1. a kind of method for detecting abnormality applied to unsupervised field based on self-encoding encoder, which is characterized in that

Using self-encoding encoder, data are subjected to coding further decoding, obtained result are compared with former data, when error reaches After threshold value, illustrates that the data are larger with more than half data differences for constituting self-encoding encoder, be judged as abnormal data.

2. the method according to claim 1, wherein

3. according to the method described in claim 2, it is characterized in that,

The model obtained after training is used to compress the data newly inputted, new compressed data are obtained, after compression Data be used for and compressed training data be compared；If compressed error is more than threshold value, it is judged as abnormal data.

4. according to the method described in claim 3, it is characterized in that,

Operating process are as follows:

2) data to be tested are carried out abnormality detection using trained model, and exports result.

5. according to the method described in claim 4, it is characterized in that,

6. according to the method described in claim 5, it is characterized in that,

Wherein, the error threshold setting, after referring to that model training is good, executes volume to each data for training sample Code operates to arrive coded data corresponding to these data；Average coding is calculated from the data after these codings Data；Then each training sample data and this average data calculate Euclidean distance to get to one group of number and training sample This consistent distance values；Then average and standard deviation is calculated, threshold value is finally obtained.

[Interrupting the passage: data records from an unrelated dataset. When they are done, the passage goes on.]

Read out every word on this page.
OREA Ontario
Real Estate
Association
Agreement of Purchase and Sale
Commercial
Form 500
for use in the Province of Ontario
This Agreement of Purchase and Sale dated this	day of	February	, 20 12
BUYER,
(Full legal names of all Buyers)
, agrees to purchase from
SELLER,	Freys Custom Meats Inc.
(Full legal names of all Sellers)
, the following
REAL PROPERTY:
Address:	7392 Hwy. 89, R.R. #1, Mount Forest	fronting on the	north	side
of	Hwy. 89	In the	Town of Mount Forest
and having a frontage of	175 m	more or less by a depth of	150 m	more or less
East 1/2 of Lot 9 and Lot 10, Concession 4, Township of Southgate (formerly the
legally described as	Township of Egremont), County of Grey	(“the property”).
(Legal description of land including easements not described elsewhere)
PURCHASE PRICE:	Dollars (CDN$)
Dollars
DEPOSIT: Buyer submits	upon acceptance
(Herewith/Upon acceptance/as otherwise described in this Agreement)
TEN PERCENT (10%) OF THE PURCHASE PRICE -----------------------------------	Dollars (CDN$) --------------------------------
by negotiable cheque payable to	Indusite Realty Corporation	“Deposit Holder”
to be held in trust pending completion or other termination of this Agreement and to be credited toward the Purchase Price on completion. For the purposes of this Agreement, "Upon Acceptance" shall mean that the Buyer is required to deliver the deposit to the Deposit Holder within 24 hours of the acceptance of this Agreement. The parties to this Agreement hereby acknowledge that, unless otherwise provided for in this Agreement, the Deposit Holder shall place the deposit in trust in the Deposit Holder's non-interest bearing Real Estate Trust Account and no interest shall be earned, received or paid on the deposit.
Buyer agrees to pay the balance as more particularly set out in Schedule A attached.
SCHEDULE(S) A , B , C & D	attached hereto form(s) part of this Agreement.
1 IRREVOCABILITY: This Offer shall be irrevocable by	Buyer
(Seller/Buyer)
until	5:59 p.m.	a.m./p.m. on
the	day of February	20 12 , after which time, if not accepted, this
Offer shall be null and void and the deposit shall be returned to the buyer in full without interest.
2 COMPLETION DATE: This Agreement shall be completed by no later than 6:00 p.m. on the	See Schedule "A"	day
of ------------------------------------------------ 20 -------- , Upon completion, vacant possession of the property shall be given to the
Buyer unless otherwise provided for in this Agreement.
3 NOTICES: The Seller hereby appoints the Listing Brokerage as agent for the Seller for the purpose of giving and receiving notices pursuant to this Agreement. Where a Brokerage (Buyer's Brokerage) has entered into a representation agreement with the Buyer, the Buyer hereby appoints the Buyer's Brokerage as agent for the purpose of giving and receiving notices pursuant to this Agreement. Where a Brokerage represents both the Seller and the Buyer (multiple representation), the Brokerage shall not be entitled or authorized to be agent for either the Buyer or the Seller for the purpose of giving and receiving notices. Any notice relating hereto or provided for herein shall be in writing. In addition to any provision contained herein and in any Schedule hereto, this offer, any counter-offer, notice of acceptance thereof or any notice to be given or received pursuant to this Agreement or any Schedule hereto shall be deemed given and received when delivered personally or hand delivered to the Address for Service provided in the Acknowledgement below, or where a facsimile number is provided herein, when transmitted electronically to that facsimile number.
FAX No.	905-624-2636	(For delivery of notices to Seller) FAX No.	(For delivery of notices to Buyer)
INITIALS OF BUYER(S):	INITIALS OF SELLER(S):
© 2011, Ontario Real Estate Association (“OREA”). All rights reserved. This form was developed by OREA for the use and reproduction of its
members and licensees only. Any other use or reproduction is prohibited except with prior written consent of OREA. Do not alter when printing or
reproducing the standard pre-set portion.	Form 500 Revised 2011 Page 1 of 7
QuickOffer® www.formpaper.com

7. according to the method described in claim 6, it is characterized in that

Threshold value is the standard deviation that average value adds 3 times or 6 times.

8. according to the method described in claim 7, it is characterized in that

The detection judge whether new data is extremely according to get to after threshold value in next step；Using model to newly coming in Sample executes encoding operation, and obtained coded data and the average data data obtained before calculate Euclidean distance；This distance It is compared with threshold value and obtains result.